Tam da bu noktada İşçi Sağlığı ve İş Güvenliği Kadın Meclisi’nin ortaya koyduğu ve savunduğu taleplerin ne kadar önemli olduğu ortaya çıkıyor:

1. Toplumsal cinsiyetçi iş bölümüne son verilmelidir.

2. Kadın işlerinin ‘tehlikesiz ve basit’ olduğu ön yargısı yıkılmalıdır.

3. Yeniden üretim atölyelerine dönüşen evler ve iş yerleri sağlık ve güvenlik risklerine karşı güvenli hale getirilmelidir.

4. Gerek devlet tarafından gerekse emek ve meslek örgütleri tarafından oluşturulan işçi sağlığı ve iş güvenliği politikaları toplumsal cinsiyet açısından düzenlenmelidir.

5. Çalışma ve Sosyal Güvenlik Bakanlığı tarafından, işyerlerinde ve evlerde kadınların ağırlıklı olarak çalıştığı işler ve bu işlerde çalışan kadınlarda rastlanan ortak sağlık sorunları ve riskleri rapor edilmeli ve kamuoyuyla düzenli olarak paylaşılmalıdır.

6. Kadınların çalışma alanlarındaki kimyasal, biyolojik, fiziksel, ergonomik vb. riskler saptanmalıdır.

7. İşyerinde kadına yönelik cinsel şiddet, taciz, cinsel sataşma tehlikesine karşı başvuru masası oluşturulmalıdır.

8. Emek ve meslek örgütleri kadın işçi sağlığı konusunda sektörlerine göre veri toplamalı ve raporlandırmalıdır.

9. Tüm çalışma alanlarında kadınların örgütlenmesi ve birleşik mücadelesi gereklidir.

10. Kadınların çifte mesainin yıpratıcılığı ve üstlerindeki aşırı iş yüküne bağlı fiziksel ve ruhsal zararlar toplamı birlikte ele alınarak, buna bir meslek hastalığı tanımı getirilmelidir.

11. Ücretli-ücretsiz kadın işçilere yıpranma payı / erken emeklilik uygulamaları getirilmelidir.

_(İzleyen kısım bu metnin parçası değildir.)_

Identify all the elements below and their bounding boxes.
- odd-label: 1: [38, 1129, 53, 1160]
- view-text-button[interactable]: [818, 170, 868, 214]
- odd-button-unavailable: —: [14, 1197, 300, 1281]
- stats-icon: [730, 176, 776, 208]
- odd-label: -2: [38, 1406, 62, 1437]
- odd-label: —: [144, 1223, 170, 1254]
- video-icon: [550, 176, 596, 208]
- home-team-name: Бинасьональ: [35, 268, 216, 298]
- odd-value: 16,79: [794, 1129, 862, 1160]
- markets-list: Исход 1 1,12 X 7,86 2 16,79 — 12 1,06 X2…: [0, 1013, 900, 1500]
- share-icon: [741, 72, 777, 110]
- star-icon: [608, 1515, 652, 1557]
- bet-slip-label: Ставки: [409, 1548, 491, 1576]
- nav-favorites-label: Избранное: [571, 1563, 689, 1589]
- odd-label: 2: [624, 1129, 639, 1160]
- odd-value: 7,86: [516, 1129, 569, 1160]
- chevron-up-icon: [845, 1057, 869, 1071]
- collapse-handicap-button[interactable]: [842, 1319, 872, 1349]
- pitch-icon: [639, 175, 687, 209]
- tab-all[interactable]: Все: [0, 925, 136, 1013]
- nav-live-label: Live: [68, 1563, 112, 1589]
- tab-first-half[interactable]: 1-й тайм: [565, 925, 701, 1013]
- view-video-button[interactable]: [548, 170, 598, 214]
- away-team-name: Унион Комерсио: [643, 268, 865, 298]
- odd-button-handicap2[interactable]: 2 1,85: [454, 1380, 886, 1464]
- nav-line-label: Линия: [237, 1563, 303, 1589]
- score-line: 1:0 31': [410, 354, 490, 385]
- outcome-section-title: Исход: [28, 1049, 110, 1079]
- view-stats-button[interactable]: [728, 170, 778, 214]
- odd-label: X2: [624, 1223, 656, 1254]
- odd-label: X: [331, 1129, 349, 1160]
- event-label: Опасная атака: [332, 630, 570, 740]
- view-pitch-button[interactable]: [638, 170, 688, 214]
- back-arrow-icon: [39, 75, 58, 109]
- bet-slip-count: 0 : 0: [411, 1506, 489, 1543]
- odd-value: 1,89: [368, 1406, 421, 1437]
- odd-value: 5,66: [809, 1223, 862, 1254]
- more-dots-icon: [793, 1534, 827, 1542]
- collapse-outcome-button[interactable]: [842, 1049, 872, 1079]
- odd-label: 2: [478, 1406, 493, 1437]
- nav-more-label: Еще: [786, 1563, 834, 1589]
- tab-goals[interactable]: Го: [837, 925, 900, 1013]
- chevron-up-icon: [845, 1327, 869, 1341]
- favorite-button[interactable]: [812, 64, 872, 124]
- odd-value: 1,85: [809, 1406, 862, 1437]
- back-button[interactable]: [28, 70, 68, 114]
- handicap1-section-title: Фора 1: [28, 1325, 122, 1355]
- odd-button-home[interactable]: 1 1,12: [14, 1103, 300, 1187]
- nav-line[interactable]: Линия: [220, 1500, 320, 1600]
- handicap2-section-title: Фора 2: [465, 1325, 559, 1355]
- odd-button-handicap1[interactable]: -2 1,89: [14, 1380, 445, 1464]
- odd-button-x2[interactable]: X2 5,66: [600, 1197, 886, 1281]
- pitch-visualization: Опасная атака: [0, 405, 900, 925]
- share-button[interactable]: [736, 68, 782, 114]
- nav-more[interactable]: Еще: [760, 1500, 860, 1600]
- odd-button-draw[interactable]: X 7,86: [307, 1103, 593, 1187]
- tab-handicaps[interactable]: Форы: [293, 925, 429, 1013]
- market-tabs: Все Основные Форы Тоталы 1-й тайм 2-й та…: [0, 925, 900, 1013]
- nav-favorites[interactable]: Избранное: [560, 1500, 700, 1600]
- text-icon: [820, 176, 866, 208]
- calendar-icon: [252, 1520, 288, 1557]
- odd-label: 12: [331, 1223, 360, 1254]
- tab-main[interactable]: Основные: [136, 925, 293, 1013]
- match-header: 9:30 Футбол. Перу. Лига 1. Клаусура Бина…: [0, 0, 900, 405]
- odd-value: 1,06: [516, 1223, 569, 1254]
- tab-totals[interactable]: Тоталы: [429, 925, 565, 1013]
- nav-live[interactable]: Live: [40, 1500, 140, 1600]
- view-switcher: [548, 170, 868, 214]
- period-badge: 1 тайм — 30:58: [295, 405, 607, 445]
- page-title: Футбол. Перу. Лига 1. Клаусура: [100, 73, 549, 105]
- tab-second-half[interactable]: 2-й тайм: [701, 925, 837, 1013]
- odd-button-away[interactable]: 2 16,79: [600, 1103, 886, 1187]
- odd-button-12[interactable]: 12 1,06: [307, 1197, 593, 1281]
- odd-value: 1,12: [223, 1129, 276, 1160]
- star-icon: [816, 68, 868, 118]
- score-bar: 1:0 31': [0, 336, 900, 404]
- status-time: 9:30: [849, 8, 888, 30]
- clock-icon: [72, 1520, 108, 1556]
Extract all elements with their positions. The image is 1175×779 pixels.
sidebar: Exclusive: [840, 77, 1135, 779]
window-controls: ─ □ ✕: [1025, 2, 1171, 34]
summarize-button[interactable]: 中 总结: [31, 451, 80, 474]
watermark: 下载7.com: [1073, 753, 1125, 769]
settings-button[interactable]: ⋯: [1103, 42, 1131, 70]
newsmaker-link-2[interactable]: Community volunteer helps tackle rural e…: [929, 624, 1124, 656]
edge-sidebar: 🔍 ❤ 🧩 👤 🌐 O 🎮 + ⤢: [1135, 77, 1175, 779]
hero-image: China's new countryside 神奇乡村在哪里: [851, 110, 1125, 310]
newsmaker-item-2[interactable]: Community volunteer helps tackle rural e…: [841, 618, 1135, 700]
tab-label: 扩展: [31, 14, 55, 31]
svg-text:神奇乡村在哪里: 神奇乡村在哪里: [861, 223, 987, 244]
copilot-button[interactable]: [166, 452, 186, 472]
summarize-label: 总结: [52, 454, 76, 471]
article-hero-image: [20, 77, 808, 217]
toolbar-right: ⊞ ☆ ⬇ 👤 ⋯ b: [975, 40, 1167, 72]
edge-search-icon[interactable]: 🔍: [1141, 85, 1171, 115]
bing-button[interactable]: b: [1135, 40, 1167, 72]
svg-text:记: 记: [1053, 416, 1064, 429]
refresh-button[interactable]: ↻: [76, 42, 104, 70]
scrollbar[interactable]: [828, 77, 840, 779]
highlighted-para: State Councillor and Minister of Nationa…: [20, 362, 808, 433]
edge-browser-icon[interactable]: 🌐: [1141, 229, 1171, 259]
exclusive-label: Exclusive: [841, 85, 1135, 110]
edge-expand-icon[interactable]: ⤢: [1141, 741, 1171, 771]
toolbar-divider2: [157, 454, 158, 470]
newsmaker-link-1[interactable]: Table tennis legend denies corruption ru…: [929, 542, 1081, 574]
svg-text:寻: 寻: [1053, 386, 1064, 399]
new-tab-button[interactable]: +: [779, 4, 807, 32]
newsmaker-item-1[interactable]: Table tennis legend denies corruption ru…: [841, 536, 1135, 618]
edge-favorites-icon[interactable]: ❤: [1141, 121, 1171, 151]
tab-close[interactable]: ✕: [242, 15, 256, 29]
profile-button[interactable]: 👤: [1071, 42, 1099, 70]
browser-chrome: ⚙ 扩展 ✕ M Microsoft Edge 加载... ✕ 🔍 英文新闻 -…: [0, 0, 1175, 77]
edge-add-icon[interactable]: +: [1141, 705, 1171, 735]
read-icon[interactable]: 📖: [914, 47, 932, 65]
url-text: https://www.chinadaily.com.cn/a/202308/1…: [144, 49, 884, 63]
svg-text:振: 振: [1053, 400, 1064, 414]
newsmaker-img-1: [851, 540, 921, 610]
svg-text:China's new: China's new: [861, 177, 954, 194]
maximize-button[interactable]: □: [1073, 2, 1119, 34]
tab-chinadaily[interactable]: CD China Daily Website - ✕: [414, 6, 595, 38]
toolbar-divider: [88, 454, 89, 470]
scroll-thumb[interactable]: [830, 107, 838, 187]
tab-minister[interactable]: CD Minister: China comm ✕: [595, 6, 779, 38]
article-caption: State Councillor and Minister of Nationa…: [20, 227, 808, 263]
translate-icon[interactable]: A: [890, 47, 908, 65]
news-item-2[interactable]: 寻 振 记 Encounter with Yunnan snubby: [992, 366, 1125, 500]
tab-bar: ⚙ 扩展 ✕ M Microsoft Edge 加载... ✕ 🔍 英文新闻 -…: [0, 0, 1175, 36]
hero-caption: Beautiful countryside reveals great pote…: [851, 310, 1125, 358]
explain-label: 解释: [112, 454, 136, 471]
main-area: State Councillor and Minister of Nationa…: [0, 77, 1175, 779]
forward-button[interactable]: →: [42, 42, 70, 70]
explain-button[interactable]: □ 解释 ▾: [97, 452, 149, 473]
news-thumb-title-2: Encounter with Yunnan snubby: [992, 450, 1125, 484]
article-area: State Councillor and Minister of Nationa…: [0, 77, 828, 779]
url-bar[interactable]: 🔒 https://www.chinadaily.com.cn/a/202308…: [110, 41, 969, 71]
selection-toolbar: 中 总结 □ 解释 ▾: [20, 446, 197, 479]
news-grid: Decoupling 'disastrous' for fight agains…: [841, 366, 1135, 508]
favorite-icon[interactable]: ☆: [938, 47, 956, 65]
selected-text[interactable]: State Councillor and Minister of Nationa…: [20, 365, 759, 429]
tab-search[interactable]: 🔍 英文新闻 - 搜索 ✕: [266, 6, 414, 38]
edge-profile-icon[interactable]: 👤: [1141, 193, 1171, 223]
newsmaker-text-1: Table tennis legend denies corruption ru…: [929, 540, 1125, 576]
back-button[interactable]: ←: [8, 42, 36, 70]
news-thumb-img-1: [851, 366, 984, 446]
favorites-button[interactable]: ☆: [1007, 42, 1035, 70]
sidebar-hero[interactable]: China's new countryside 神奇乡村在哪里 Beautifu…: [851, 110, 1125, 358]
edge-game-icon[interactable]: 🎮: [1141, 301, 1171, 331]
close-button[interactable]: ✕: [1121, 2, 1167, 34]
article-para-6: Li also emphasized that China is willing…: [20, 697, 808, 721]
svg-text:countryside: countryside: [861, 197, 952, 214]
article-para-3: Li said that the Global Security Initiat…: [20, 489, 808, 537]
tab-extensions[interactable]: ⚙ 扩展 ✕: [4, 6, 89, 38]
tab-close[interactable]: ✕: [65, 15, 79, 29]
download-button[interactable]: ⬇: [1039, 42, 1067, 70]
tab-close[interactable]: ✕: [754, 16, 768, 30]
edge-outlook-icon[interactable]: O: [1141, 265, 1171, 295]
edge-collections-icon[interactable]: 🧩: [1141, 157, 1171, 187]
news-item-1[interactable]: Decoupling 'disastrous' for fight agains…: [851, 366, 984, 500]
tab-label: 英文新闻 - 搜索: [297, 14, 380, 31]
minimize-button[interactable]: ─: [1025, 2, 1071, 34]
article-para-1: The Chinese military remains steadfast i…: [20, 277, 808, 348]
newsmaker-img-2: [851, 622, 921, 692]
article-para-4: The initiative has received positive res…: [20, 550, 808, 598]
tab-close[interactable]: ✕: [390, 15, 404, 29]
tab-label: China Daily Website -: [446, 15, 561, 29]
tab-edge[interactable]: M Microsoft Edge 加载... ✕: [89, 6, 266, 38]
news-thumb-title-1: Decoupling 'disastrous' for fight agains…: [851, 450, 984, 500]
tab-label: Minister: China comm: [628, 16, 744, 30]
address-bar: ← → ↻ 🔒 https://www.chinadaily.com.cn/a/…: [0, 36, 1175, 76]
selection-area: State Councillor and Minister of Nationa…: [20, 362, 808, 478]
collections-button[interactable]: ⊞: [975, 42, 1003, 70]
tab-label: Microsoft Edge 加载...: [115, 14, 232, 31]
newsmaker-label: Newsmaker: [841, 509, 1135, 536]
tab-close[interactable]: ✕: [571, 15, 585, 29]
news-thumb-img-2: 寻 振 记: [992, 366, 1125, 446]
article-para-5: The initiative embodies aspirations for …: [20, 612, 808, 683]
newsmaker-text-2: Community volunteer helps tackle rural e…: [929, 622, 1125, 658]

12. Ev ve bakım hizmetleri azami ölçüde kamusal alandan ücretsiz karşılanmalıdır.

Sonuç olarak;

Devlet eliyle dindarlaşma örgütleniyor. Özellikle  kamu kurumlarında ve eğitim sisteminde bu dindarlaşma yaygınlaştırılıyor. Toplumda yeni muhafazakârlık/gericilik dalgası koyulaşmış durumda. Kadın emeği her geçen gün değersizleştiriliyor ve kadınlar işsizliğe, yoksulluğa, güvencesizliğe daha çok mahkum ediliyor. Peki bu erkek egemen sermaye ve gericilik düzeninin kıskacından kadınlar nasıl kurtulabilir!? Kurtuluş son durağımızdır, öncesinde mücadele gemisinden inmemiz söz konusu olamaz. Kadını ikinci sınıf konuma iten dinsel pratiklerin tamamına karşı cephe alan bir devrimci siyaseti örmek, geliştirmek; bu verili ortam ve koşullarda  özgün özgürlükçü devrimci düşünceler doğrultusunda laikliği savunmak çok önem kazanmıştır.  Kadın özgürlük mücadelesi bakımından da kadını baskı altına alan her türlü mekanizmanın maddi temellerinin ortadan kaldırılmasından başka çare yok. Kadınlar olarak bizi ezen, sömüren, yok sayan erkek egemen, kapitalist, dinci gerici çarkın dişlilerine birer çakıl taşı olarak "saldırmak" ve çarkı işlemez hale getirmek hepimizin görevi olmalıdır. Özgürlüğümüz ve kurtuluşumuz kendi ellerimizdedir. UMUT BİZDEDİR.